The Rise of The Mobile Resume
Caileen Kehayas | Career, Job Search, Mobile, Tech, Work
| ByIn Donna Svei’s “Why Your Fancy Resume is So 2015,” the executive resume writer explores why “fancy” resumes are a thing of the past.
After asking a large group of recruiters whether or not they read resumes on their mobile devices, Svei learned that an overwhelming 88% of recruiters reported that they indeed did.
In speaking of the dreaded “2015 Resume,” Svei adds, “You can mark 2015 as the year your resume moved off the desktop, laptop, and notebook and onto the phone.”
The Rise of The Mobile Resume
So what does this mean?
In short, it means that all the fancy-schmancy graphic elements that you have been told to include to make your resume stand out are obsolete on mobile devices.
This includes charts, colored backgrounds, shading, columns, graphs, sidebars, multiple fonts, and multiple colors.
Instead, you will want to make your resume easily readable by making it high contrast (read: black and white!), using sans serif fonts, limiting the resume to one column, and making sure any blocks of texts do not exceed four lines.
To sum up, Donna Svei’s advice is to make your resume readable and informative for a recruiter doing a “quick scan” of it from their mobile device.
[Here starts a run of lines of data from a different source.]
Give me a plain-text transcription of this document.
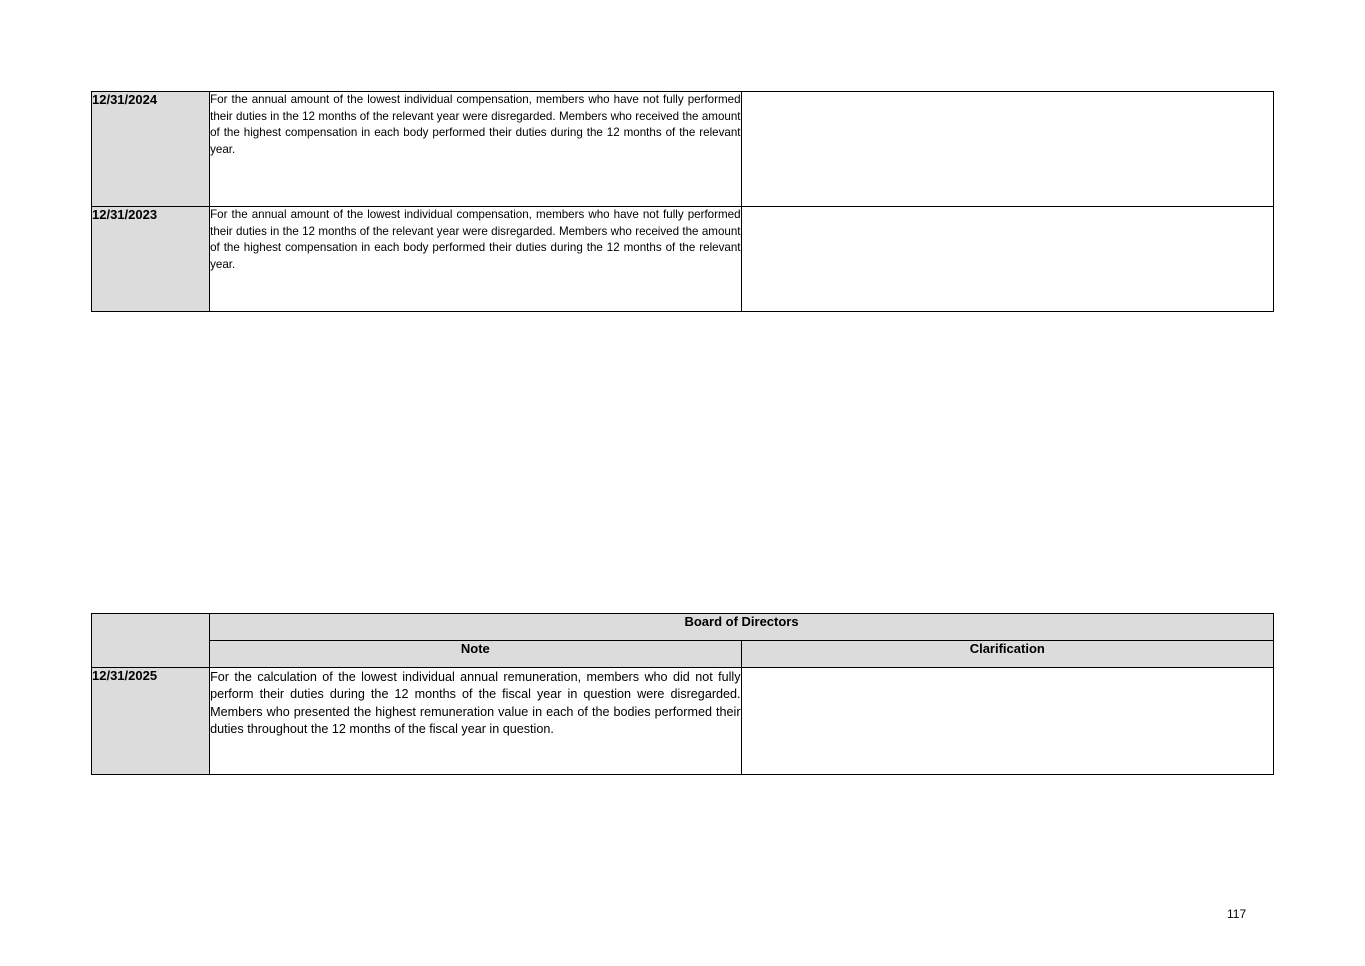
12/31/2024	For the annual amount of the lowest individual compensation, members who have not fully performed their duties in the 12 months of the relevant year were disregarded. Members who received the amount of the highest compensation in each body performed their duties during the 12 months of the relevant year.	
12/31/2023	For the annual amount of the lowest individual compensation, members who have not fully performed their duties in the 12 months of the relevant year were disregarded. Members who received the amount of the highest compensation in each body performed their duties during the 12 months of the relevant year.	
	Board of Directors	
	Note	Clarification
12/31/2025	For the calculation of the lowest individual annual remuneration, members who did not fully perform their duties during the 12 months of the fiscal year in question were disregarded. Members who presented the highest remuneration value in each of the bodies performed their duties throughout the 12 months of the fiscal year in question.	
117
It is best to keep information relevant, recent and neatly formatted. Your pertinent information should be easily digestible. A recruiter waiting for a graph or visual elements to load will be prone to instead move on to the next resume.
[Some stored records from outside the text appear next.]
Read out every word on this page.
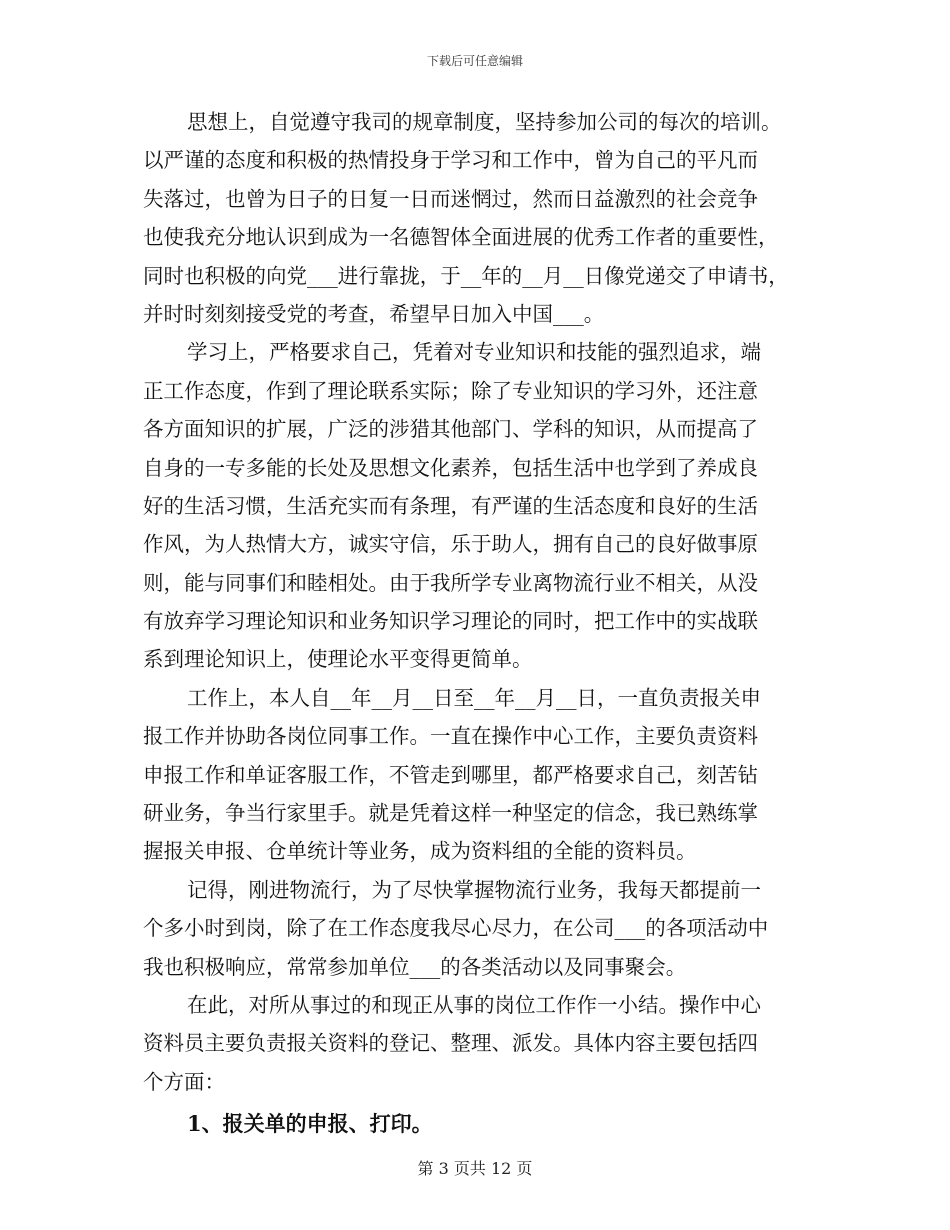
下载后可任意编辑
思想上，自觉遵守我司的规章制度，坚持参加公司的每次的培训。
以严谨的态度和积极的热情投身于学习和工作中，曾为自己的平凡而
失落过，也曾为日子的日复一日而迷惘过，然而日益激烈的社会竞争
也使我充分地认识到成为一名德智体全面进展的优秀工作者的重要性，
同时也积极的向党___进行靠拢，于__年的__月__日像党递交了申请书，
并时时刻刻接受党的考查，希望早日加入中国___。
学习上，严格要求自己，凭着对专业知识和技能的强烈追求，端
正工作态度，作到了理论联系实际；除了专业知识的学习外，还注意
各方面知识的扩展，广泛的涉猎其他部门、学科的知识，从而提高了
自身的一专多能的长处及思想文化素养，包括生活中也学到了养成良
好的生活习惯，生活充实而有条理，有严谨的生活态度和良好的生活
作风，为人热情大方，诚实守信，乐于助人，拥有自己的良好做事原
则，能与同事们和睦相处。由于我所学专业离物流行业不相关，从没
有放弃学习理论知识和业务知识学习理论的同时，把工作中的实战联
系到理论知识上，使理论水平变得更简单。
工作上，本人自__年__月__日至__年__月__日，一直负责报关申
报工作并协助各岗位同事工作。一直在操作中心工作，主要负责资料
申报工作和单证客服工作，不管走到哪里，都严格要求自己，刻苦钻
研业务，争当行家里手。就是凭着这样一种坚定的信念，我已熟练掌
握报关申报、仓单统计等业务，成为资料组的全能的资料员。
记得，刚进物流行，为了尽快掌握物流行业务，我每天都提前一
个多小时到岗，除了在工作态度我尽心尽力，在公司___的各项活动中
我也积极响应，常常参加单位___的各类活动以及同事聚会。
在此，对所从事过的和现正从事的岗位工作作一小结。操作中心
资料员主要负责报关资料的登记、整理、派发。具体内容主要包括四
个方面：
1、报关单的申报、打印。
第 3 页共 12 页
Bring your resume into 2016 by following these guidelines!
Infographic by Caileen Kehayas at Proven.
This is really fantastic. Finally an infographic that’s actually helpful.
What a great infographic and article! Thanks Caileen!
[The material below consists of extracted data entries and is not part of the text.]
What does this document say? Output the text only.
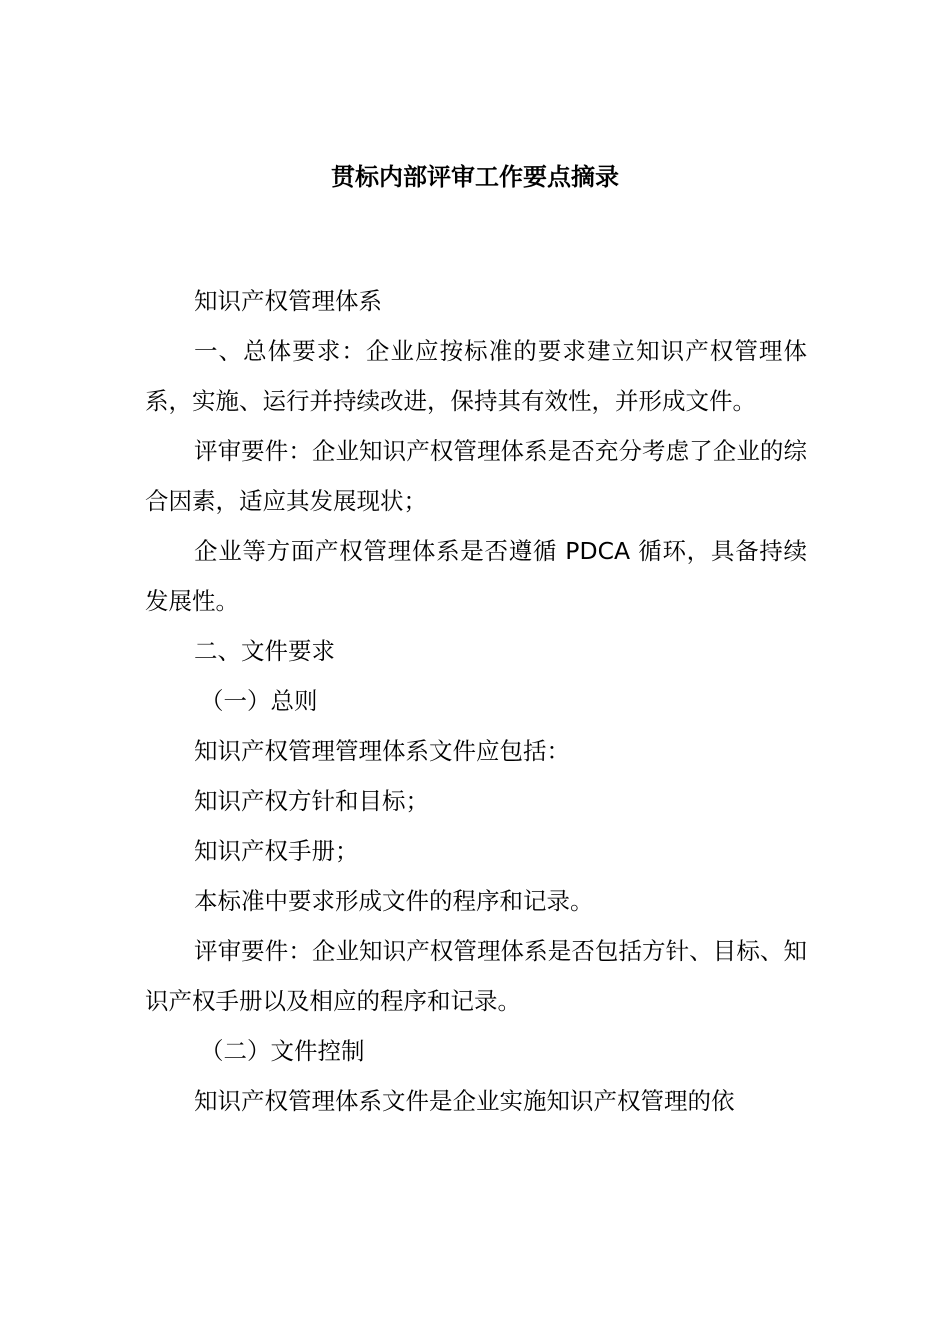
贯标内部评审工作要点摘录

知识产权管理体系

一、总体要求：企业应按标准的要求建立知识产权管理体系，实施、运行并持续改进，保持其有效性，并形成文件。

评审要件：企业知识产权管理体系是否充分考虑了企业的综合因素，适应其发展现状；

企业等方面产权管理体系是否遵循 PDCA 循环，具备持续发展性。

二、文件要求

（一）总则

知识产权管理管理体系文件应包括：

知识产权方针和目标；

知识产权手册；

本标准中要求形成文件的程序和记录。

评审要件：企业知识产权管理体系是否包括方针、目标、知识产权手册以及相应的程序和记录。

（二）文件控制

知识产权管理体系文件是企业实施知识产权管理的依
Excellent piece! I’ve been writing resumes professionally for many years, and I never followed the trend to graphic intensive resumes – for several reasons. When I was recruiting, the highly complex, highly formatted, multiple column, resumes that would cross my desk simply made my head hurt. It was too difficult to figure what actually happened. Bottom line? The story got lost in the cool graphics. But it’s the story that matters. It’s what a candidate has done that will get the interview – not a complex presentation. And in the days of mobile? That’s even more clear. Simplicity and clarity really are more valuable than flash – in resumes as in life.